Disk-based backup overview
- Posted:
- 17:17 06 Aug 2007
- Topics:
- Storage Management Software | Data Storage Hardware | Storage Management | Networked Storage
Disc backup systems
Backups are all about time. It can take several hours to back up a large server to tape. Backing up an entire data center to tape can take 12 hours or more. Since most network data is inaccessible during a backup process, the procedure is typically performed in the evenings or off-peak hours to minimise service interruptions to end users.
With hard disc costs falling, administrators realise that disc-based storage can accomplish the same backup tasks in just a fraction of the time needed for tape, while being cost competitive with tape systems. Not only does this reduce the backup window, but those same backup discs can also speed recovery times (RTO). Once data is on a disc-based backup system, RAID techniques ensure data integrity and prevent data loss in the face of disc failures. These are significant benefits for busy organisations that rely on 24/7 network operations.
|
||||
Disc vs. tape
Making an argument for tape is becoming increasingly difficult. Tape is a mature and relatively inexpensive offline storage technology, but it does have limitations. Tape is generally slow, so large backup and restore operations can take hours -- even days. Searches are often impractical unless the user knows exactly which tapes and file names are required -- difficulties that increase dramatically when there are hundreds or thousands of tape cartridges to contend with. The media itself is vulnerable to loss or theft, especially when tapes must be transported to off-site storage.

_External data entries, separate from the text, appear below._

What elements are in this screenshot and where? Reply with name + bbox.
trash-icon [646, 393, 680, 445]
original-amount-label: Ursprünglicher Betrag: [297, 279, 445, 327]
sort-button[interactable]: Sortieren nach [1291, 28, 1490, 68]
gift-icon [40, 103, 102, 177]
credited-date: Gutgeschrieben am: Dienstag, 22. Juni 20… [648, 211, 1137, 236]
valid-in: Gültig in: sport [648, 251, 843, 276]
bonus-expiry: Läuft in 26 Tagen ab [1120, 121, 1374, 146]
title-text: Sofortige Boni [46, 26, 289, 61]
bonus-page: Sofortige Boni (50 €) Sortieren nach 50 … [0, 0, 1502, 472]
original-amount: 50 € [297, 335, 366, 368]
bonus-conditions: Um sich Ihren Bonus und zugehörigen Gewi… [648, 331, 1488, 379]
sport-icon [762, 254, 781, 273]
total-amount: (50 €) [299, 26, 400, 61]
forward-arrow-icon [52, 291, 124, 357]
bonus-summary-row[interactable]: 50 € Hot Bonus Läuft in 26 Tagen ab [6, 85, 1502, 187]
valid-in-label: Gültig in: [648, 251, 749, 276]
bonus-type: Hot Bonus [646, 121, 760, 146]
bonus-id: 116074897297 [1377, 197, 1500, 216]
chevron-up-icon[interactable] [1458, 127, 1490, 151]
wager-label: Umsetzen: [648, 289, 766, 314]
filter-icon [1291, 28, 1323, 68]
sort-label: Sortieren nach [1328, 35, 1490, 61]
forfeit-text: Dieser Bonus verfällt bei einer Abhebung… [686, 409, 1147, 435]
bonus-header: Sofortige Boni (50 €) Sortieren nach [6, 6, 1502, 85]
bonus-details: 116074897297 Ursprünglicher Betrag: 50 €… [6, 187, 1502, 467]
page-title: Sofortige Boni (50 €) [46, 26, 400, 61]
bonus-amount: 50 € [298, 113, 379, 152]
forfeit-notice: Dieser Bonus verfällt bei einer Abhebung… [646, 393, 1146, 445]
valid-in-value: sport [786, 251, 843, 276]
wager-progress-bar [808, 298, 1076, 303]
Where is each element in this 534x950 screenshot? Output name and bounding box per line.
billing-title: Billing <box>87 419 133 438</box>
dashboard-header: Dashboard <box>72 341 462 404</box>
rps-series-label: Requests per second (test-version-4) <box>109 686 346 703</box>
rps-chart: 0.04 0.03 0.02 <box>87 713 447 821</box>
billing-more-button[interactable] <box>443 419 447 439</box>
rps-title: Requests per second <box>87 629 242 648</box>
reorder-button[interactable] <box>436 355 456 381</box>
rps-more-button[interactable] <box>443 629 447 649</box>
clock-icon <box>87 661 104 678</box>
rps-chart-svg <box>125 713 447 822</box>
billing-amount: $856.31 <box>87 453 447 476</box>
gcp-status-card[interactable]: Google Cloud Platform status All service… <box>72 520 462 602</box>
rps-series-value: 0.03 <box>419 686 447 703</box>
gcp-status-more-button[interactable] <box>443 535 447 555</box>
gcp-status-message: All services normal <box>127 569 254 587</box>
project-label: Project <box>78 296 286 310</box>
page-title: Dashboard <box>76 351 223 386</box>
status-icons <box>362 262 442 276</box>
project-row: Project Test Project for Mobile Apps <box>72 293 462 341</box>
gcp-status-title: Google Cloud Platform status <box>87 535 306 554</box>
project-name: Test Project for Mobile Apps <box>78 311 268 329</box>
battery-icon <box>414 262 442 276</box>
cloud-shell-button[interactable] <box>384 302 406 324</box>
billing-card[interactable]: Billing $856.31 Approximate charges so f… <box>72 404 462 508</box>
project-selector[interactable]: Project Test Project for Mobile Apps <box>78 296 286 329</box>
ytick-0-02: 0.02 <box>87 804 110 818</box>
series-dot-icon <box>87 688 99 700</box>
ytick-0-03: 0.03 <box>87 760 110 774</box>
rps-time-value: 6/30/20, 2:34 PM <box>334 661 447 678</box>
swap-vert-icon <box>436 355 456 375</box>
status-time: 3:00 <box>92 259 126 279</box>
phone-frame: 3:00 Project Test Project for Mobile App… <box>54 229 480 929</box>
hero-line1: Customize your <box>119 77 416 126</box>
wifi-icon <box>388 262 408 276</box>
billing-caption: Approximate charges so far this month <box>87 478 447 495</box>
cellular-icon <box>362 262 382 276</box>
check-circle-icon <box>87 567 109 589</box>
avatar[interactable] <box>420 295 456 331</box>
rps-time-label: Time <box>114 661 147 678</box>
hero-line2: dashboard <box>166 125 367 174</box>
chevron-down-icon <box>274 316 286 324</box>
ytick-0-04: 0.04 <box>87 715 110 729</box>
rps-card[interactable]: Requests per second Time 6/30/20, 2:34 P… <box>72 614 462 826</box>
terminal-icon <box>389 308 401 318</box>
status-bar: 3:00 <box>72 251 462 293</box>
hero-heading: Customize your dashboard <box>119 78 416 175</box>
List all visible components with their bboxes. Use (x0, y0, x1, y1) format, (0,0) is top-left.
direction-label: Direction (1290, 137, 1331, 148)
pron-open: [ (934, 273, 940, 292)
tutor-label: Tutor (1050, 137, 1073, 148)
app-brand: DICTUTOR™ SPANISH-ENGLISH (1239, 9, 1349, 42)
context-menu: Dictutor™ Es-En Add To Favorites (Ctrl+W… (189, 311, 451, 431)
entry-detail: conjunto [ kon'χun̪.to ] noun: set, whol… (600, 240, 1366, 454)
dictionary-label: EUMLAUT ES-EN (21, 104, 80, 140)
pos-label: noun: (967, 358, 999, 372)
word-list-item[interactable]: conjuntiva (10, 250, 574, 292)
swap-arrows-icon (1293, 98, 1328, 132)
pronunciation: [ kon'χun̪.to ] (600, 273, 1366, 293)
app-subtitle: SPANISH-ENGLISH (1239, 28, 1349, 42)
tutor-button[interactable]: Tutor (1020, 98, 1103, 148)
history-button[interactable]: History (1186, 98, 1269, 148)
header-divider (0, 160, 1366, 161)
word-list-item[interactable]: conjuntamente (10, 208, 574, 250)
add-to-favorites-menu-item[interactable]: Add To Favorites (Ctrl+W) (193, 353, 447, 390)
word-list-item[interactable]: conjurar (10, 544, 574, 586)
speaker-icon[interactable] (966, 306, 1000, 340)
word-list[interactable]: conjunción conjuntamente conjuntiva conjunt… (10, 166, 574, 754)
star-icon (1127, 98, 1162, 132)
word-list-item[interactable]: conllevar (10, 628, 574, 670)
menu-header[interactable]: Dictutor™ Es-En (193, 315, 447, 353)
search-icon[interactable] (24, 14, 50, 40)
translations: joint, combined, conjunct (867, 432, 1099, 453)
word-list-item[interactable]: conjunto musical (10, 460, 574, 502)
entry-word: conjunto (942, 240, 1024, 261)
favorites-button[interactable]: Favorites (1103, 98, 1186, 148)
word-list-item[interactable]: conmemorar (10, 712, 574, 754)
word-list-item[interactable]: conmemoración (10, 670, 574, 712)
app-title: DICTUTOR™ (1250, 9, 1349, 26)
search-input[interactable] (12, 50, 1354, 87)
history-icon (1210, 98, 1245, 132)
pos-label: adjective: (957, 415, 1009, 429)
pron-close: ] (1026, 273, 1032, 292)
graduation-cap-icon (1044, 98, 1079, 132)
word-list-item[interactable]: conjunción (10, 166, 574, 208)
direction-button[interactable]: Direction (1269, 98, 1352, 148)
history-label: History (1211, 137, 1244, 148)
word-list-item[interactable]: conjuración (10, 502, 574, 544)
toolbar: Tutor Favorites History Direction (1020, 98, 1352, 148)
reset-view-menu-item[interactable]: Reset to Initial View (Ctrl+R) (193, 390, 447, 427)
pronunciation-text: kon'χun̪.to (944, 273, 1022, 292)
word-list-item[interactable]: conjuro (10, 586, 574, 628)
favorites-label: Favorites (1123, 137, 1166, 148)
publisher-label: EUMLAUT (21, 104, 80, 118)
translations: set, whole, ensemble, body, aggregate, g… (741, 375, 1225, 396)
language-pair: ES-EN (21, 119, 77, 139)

Disc-based storage has emerged as a cost-effective alternative to tape, allowing companies to retain huge amounts of data on inexpensive SATA or SAS disc arrays. Disc's superior performance supports quick backups and restorations, and improves the user service level by making corporate data available "nearline." Disc arrays also leverage RAID techniques to maintain data integrity -- if one disc fails, the data on that disc can be rebuilt to a spare drive. Although disc systems often cost more than tape libraries, users note that the total cost of ownership is generally comparable to that of tape libraries. One notable disadvantage to disc is that ordinary media (the disc drives) cannot be removed and shipped to off site storage unless the storage system employs specially designed removable disc drives. When ordinary discs are employed as a local backup target, the data is usually replicated off site across a WAN to ensure disaster recovery or business continuance.
Virtual tape libraries
Although tape systems are hard pressed to meet shrinking backup and restore windows, many companies have a significant investment in tape-oriented backup software and management tools. Rather than discarding the tape paradigm and re-architecting a backup system from scratch, administrators often deploy virtual tape libraries (VTLs) as a more convenient solution. A VTL stores data on hard disc, but it appears to be a conventional tape system to backup software and hierarchal storage management (HSM) tools. Administrators can create "virtual tape drives" and segment virtual "tape cartridges" in the disc space, allowing the VTL to mimic a tape library in every way. This gives VTLs far better performance than true tape libraries, but provides easier integration with existing storage infrastructures with a minimum learning curve. IBM, Sun (StorageTek brand) and FalconStor Stofware Inc. are three recognised VTL vendors.
|
||||
Emerging backup technologies
Disc storage is being deployed in a variety of advanced backup tasks. Disc arrays are implementing data deduplication (a.k.a. intelligent compression or single-instance storage) for backup targets and archiving platforms such as content addressed storage (CAS). Single instance storage is notable because only one copy of a given file is ever retained -- even when multiple copies of a file or attachment are being backed up. Deduplication can offer a disc space savings up to 50-to-1. Many CAS archiving systems also include fingerprinting technologies that ensure files are unmodified, which is beneficial for electronic discovery and other corporate governance needs [see the SearchStorage.com article on CAS].
Discs are also providing improved backups using snapshot and continuous data protection (CDP) techniques to lower recovery times. Snapshots are periodic "saves" of system data, which can be initiated several times each day -- even once an hour. System administrators can recover a system from its latest snapshot on disc. CDP offers more granularity; recording each I/O operation into a disc record, and allowing administrators to recover a system right down to the last read or write with virtually no data loss. All of these technologies are impossible with tape.